The number of lines doesn't matter in this case.

Please read the VBA helpfiles on the replace method applied to ranges.

ianryan
08-31-2012, 08:49 AM
Pab,

The tildas do not resolve the issue. The code continues to fail on a data mismatch error. In any event, you suggest adding tildas to the pattern i.e.
"\s\~?.+\~?\s". I am pretty certain these tildas are not necessary as the \ escapes the ? in both cases in the pattern. I have also tried your code with the just the added tilda in the Replace statement but again the code fails on a data mismatch error.

ianryan
08-31-2012, 09:14 AM
Yes, I agree entirely. I have confused this thread by introducing two different (although related) questions for which I apologise.

I will run with your suggestion for the replacement of all numbers followed by a question mark.

Would it be sensible to start a fresh thread regarding the issue I have with replacing string patterns of the form "\s\?.+\?\s"

I have researched how regular expression find and replace should work but I have been unable to figure out why my code above throws a data mismatch error.

Ian

Kenneth Hobs
08-31-2012, 09:36 AM
Tildes are for the range object's Replace method. It is not a RegEx method per se.

As for your match error, you need to post all code, not just a snippet. None of my examples ever caused a type mismatch. I use Option Explicit to make sure that types are declared. If you don't declare them, they are Variant.

You have been given the VBA methods to do what you need with both Regex and some Excel Range object Replace methods. You should visit some RegEx forums to get the proper pattern matching strings if you want to pursue that.

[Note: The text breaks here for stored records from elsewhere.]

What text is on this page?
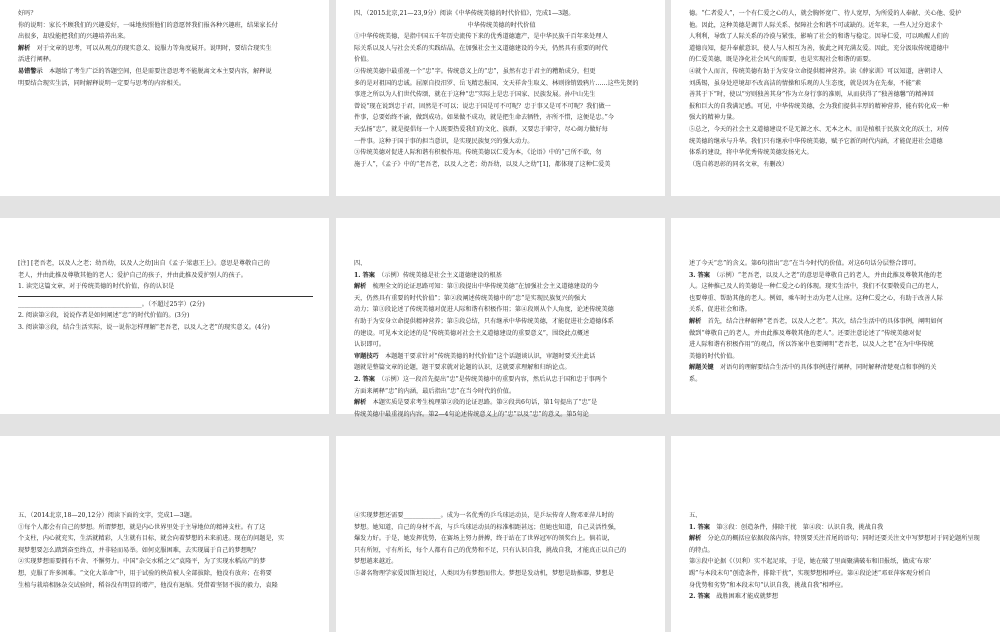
好吗？

你的说明：家长不顾我们的兴趣爱好，一味地按照他们的意愿替我们报各种兴趣班，结果家长付

出很多，却没能把我们的兴趣培养出来。

解析　 对于文章的思考，可以从观点的现实意义、说服力等角度展开。说明时，要结合现实生

活进行阐释。

易错警示　 本题给了考生广泛的答题空间，但是需要注意思考不能脱离文本主要内容，解释说

明要结合现实生活，同时解释说明一定要与思考的内容相关。

四、（2015北京,21—23,9分）阅读《中华传统美德的时代价值》，完成1—3题。

中华传统美德的时代价值

①中华传统美德，是指中国五千年历史流传下来的优秀道德遗产，是中华民族千百年来处理人

际关系以及人与社会关系的实践结晶，在加强社会主义道德建设的今天，仍然具有重要的时代

价值。

②传统美德中最重视一个“忠”字。传统意义上的“忠”，虽然有忠于君主的糟粕成分，但更

多的是对祖国的忠诚。屈原自投汨罗、岳飞精忠报国、文天祥舍生取义、林则徐销毁鸦片……这些先贤的

事迹之所以为人们世代传颂，就在于这种“忠”实际上是忠于国家、民族发展。孙中山先生

曾说“现在说到忠于君，固然是不可以；说忠于国是可不可呢？忠于事又是可不可呢？我们做一

件事，总要始终不渝，做到成功。如果做不成功，就是把生命去牺牲，亦所不惜，这便是忠。”今

天弘扬“忠”，就是提倡每一个人既要热爱我们的文化、族群，又要忠于职守，尽心竭力做好每

一件事。这种于国于事的担当意识，是实现民族复兴的强大动力。

③传统美德对促进人际和谐有积极作用。传统美德以仁爱为本，《论语》中的“己所不欲，勿

施于人”，《孟子》中的“老吾老，以及人之老；幼吾幼，以及人之幼”[1]，都体现了这种仁爱美

德。“仁者爱人”，一个有仁爱之心的人，就会胸怀宽广、待人宽厚，为所爱的人奉献、关心他、爱护

他。因此，这种美德是调节人际关系、保障社会和谐不可或缺的。近年来，一些人过分追求个

人利利，导致了人际关系的冷漠与紧张，影响了社会的和谐与稳定。因导仁爱，可以唤醒人们的

道德良知，提升奉献意识，使人与人相互为善，彼此之间充满友爱。因此，充分汲取传统道德中

的仁爱美德，既是净化社会风气的需要，也是实现社会和谐的需要。

④就个人而言，传统美德有助于为安身立命提供精神营养。读《薛家训》可以知道，唐朝诗人

刘禹锡，虽身处逆境却不改高洁的情操和乐观的人生态度，就是因为在先秦，不能“素

善其于下”时，使以“穷则独善其身”作为立身行事的准则，从而获得了“独善德馨”的精神回

报和巨大的自我满足感。可见，中华传统美德，会为我们提供丰厚的精神营养，能有转化成一种

强大的精神力量。

⑤总之，今天的社会主义道德建设不是无源之水、无本之木，而是植根于民族文化的沃土，对传

统美德的继承与升华。我们只有继承中华传统美德，赋予它新的时代内涵，才能促进社会道德

体系的建设，将中华优秀传统美德发扬光大。

（选自蒋思彰的同名文章，有删改）

[注] [老吾老，以及人之老；幼吾幼，以及人之幼]出自《孟子·梁惠王上》。意思是尊敬自己的

老人，并由此推及尊敬其他的老人；爱护自己的孩子，并由此推及爱护别人的孩子。

1. 读完这篇文章，对于传统美德的时代价值，你的认识是

________________________________________。（不超过25字）(2分)

2. 阅读第②段，说说作者是如何阐述“忠”的时代价值的。(3分)

3. 阅读第③段，结合生活实际，说一说你怎样理解“老吾老，以及人之老”的现实意义。(4分)

四、

1. 答案　 （示例）传统美德是社会主义道德建设的根基

解析　 梳理全文的论证思路可知：第①段提出中华传统美德“在加强社会主义道德建设的今

天，仍然具有重要的时代价值”；第②段阐述传统美德中的“忠”是实现民族复兴的强大

动力；第③段论述了传统美德对促进人际和谐有积极作用；第④段则从个人角度，论述传统美德

有助于为安身立命提供精神营养；第⑤段总结，只有继承中华传统美德，才能促进社会道德体系

的建设。可见本文论述的是“传统美德对社会主义道德建设的重要意义”，围绕此点概述

认识即可。

审题技巧　 本题题干要求针对“传统美德的时代价值”这个话题谈认识，审题时要关注此话

题就是整篇文章的论题，题干要求就对论题的认识，这就要求理解和归纳论点。

2. 答案　 （示例）这一段首先提出“忠”是传统美德中的重要内容，然后从忠于国和忠于事两个

方面来阐释“忠”的内涵，最后指出“忠”在当今时代的价值。

解析　 本题实质是要求考生梳理第②段的论证思路。第②段共6句话，第1句提出了“忠”是

传统美德中最重视的内容。第2—4句论述传统意义上的“忠”以及“忠”的意义。第5句论

述了今天“忠”的含义。第6句指出“忠”在当今时代的价值。对这6句话分层整合即可。

3. 答案　 （示例）“老吾老，以及人之老”的意思是尊敬自己的老人，并由此推及尊敬其他的老

人。这种推己及人的美德是一种仁爱之心的体现。现实生活中，我们不仅要敬爱自己的老人，

也要尊重、帮助其他的老人。例如，乘车时主动为老人让座。这种仁爱之心，有助于改善人际

关系，促进社会和谐。

解析　 首先，结合注释解释“老吾老，以及人之老”。其次，结合生活中的具体事例，阐明如何

做到“尊敬自己的老人，并由此推及尊敬其他的老人”。还要注意论述了“传统美德对促

进人际和谐有积极作用”的观点，所以答案中也要阐明“老吾老，以及人之老”在为中华传统

美德的时代价值。

解题关键　 对语句的理解要结合生活中的具体事例进行阐释，同时解释清楚观点和事例的关

系。

五、（2014北京,18—20,12分）阅读下面的文字，完成1—3题。

①每个人都会有自己的梦想。所谓梦想，就是内心世界里处于主导地位的精神支柱。有了这

个支柱，内心就充实，生活就精彩，人生就有目标，就会向着梦想的未来前进。现在的问题是，实

现梦想要怎么踏到奋至终点，并非轻而易举。如何克服困难，去实现属于自己的梦想呢？

②实现梦想需要拥有不舍、不懈努力。中国“杂交水稻之父”袁隆平，为了实现水稻高产的梦

想，克服了许多困难。“文化大革命”中，用于试验的秧苗被人全部拔除，他没有放弃；在将要

生植与栽培相脉杂交试验时，稻谷没有明显的增产，他没有退缩。凭借着坚韧不拔的毅力，袁隆

④实现梦想还需要____________。成为一名优秀的乒乓球运动员，是乒坛传奇人物邓亚萍儿时的

梦想。她知道，自己的身材不高，与乒乓球运动员的标准相距甚远；但她也知道，自己灵活性强，

爆发力好。于是，她发挥优势，在赛场上努力拼搏，终于站在了世界冠军的领奖台上。倘若说，

只有所短，寸有所长，每个人都有自己的优势和不足，只有认识自我，挑战自我，才能真正以自己的

梦想越来越近。

⑤著名物理学家爱因斯坦说过，人类因为有梦想而伟大。梦想是发动机，梦想是助推器，梦想是

五、

1. 答案　 第③段：创造条件，排除干扰　第④段：认识自我，挑战自我

解析　 分论点的概括应依据段落内容，特别要关注首尾的语句；同时还要关注文中写梦想对于同论题所呈现的特点。

第③段中论据《（贝利）实不起足球，于是，她在破了里面聚满破布和旧报纸，做成‘布球’

踢”与本段末句“创造条件，排除干扰”，实现梦想相呼应。第④段论述“邓亚萍客观分析自

身优势和劣势”和本段末句“认识自我，挑战自我”相呼应。

2. 答案　 战胜困难才能成就梦想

Try a new thread but state the goal with example before and after in an Excel file attachment and let the helpers decide what method will achieve the goal. You can reference this thread or your other one. I have responded to both threads and get confused which one we are discussing. Mark the two threads solved and the other when it is solved. Start a new thread for each problem. Those two problems are very related. Allow time for a solution to be posted. Most likely, a simple tweak like the pattern string is all that is needed for your next problem's solution.